The Swedish food-blogger-turned chef restaurateur says the changes will allow him and his team to use more sophisticated techniques and make the food at the West London establishment more elaborate.
“We’ve been planning this for some time,” said Jonsson. “When we first opened we could not have done this because I had no reputation and no customers. Now we have a large base of returning customers that understand our approach to cooking. The spirit of the restaurant will remain the same but halving the number of plates going through the kitchen will allow us to take the food to the next level.”
Opened in 2011, the Michelin-starred restaurant goes to extreme lengths to secure top quality produce and is currently ranked number 60 on the World’s 50 Best Restaurants' 51-100 list.
Reduction of hours
Jonsson and business partner Aurelie Jean-Marie-Flore are one of several restaurant owners to reduce the amount of hours their staff work including Sat Bains from Restaurant Sat Bains in Nottingham and London-based restaurateurs Chris Corbin and Jeremy King.
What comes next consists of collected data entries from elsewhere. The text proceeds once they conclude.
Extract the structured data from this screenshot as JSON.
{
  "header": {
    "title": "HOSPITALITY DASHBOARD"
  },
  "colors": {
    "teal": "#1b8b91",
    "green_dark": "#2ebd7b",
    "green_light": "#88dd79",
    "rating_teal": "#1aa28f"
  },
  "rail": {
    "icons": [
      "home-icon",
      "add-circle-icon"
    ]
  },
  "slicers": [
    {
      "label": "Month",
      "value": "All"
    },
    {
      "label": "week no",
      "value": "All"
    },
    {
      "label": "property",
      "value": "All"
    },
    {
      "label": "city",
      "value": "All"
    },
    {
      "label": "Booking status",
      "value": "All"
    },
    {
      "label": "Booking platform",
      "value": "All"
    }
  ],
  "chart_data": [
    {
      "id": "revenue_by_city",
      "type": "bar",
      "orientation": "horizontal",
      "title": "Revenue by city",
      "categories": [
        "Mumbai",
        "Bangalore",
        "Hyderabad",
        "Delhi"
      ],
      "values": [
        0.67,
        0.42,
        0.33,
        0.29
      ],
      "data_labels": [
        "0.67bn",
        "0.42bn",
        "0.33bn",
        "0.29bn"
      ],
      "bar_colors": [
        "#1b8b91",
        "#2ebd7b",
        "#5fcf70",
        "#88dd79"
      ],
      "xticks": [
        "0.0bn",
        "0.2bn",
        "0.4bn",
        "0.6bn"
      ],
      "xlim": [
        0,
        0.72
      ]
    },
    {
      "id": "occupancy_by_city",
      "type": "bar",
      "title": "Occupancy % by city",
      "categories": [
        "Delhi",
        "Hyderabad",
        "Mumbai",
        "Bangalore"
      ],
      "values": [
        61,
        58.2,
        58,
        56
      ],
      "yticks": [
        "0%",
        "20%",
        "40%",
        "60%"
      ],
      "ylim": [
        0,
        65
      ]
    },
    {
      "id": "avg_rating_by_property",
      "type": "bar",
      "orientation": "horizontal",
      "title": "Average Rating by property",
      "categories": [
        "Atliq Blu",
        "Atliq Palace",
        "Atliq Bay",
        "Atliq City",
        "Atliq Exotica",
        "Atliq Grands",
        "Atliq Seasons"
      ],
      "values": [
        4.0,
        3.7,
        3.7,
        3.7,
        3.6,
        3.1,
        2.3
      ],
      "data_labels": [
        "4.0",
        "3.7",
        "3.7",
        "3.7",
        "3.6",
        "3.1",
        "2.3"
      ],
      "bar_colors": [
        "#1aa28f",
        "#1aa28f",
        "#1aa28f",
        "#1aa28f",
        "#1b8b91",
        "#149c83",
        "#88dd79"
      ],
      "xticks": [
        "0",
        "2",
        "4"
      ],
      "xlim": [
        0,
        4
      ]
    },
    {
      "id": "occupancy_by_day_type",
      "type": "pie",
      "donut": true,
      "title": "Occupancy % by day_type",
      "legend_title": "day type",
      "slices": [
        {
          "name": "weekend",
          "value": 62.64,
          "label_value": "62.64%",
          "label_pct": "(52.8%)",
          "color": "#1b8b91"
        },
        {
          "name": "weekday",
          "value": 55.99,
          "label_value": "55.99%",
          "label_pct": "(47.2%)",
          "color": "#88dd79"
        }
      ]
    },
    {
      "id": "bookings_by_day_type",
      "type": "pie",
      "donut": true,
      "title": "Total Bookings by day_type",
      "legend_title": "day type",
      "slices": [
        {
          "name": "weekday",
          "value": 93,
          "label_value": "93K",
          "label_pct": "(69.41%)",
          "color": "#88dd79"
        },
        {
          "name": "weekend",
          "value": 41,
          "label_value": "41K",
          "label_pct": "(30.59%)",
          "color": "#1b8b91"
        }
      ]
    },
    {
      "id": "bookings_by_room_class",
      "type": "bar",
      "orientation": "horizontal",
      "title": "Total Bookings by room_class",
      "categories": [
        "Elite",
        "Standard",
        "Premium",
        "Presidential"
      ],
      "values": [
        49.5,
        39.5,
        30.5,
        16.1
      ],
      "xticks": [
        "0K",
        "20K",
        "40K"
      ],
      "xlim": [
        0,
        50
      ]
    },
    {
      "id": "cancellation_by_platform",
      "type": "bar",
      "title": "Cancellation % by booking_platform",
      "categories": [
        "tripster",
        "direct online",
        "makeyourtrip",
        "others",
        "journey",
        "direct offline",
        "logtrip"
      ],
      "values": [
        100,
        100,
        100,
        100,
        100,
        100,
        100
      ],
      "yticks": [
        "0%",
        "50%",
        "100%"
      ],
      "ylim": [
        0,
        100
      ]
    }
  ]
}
“Recruitment has always very difficult for us but things came to a head this spring. It was virtually impossible to employee anyone. The chefs are going to be very happy with their working hours so we’re expecting this to have a big impact on both recruitment and retention,” says Jonsson, who will open the restaurant from Tuesday to Saturday in the evening with lunch served only on Saturday.
When Hedone re-opens it will propose to its customers two different tasting ‘menus’, though neither will be written down. Jonsson - who already refuses to publish a sample menu on his website because it changes so regularly - has yet to decide how much these will cost but anticipates the prices at the restaurant to go up slightly with one menu priced at a little under £100 and one just over.
He predicts that the restaurant’s turnover will dip slightly but that its bottom line will remain roughly the same due to savings in front of house staff costs. The restaurant’s successful downstairs bakery operation - which sells 1,500 loaves a week to some of London’s best known restaurants - will help to make-up any possible shortfall.
The change will also bring about a significant revision to Hedone’s policy on dietary requirements.
Vegetarians will no longer be catered for along with a number of other 'awkward' dietary requirements that force the kitchen to make significant changes to dishes.
“We are specialised in doing certain things. We are not a vegetarian restaurant and - with a couple of exceptions - I am not especially proud of the dishes we’ve created for the vegetarians that come here. It’s not fair on them and it’s not fair on us to only show them 50 per cent of what the kitchen is capable of,” said Jonsson.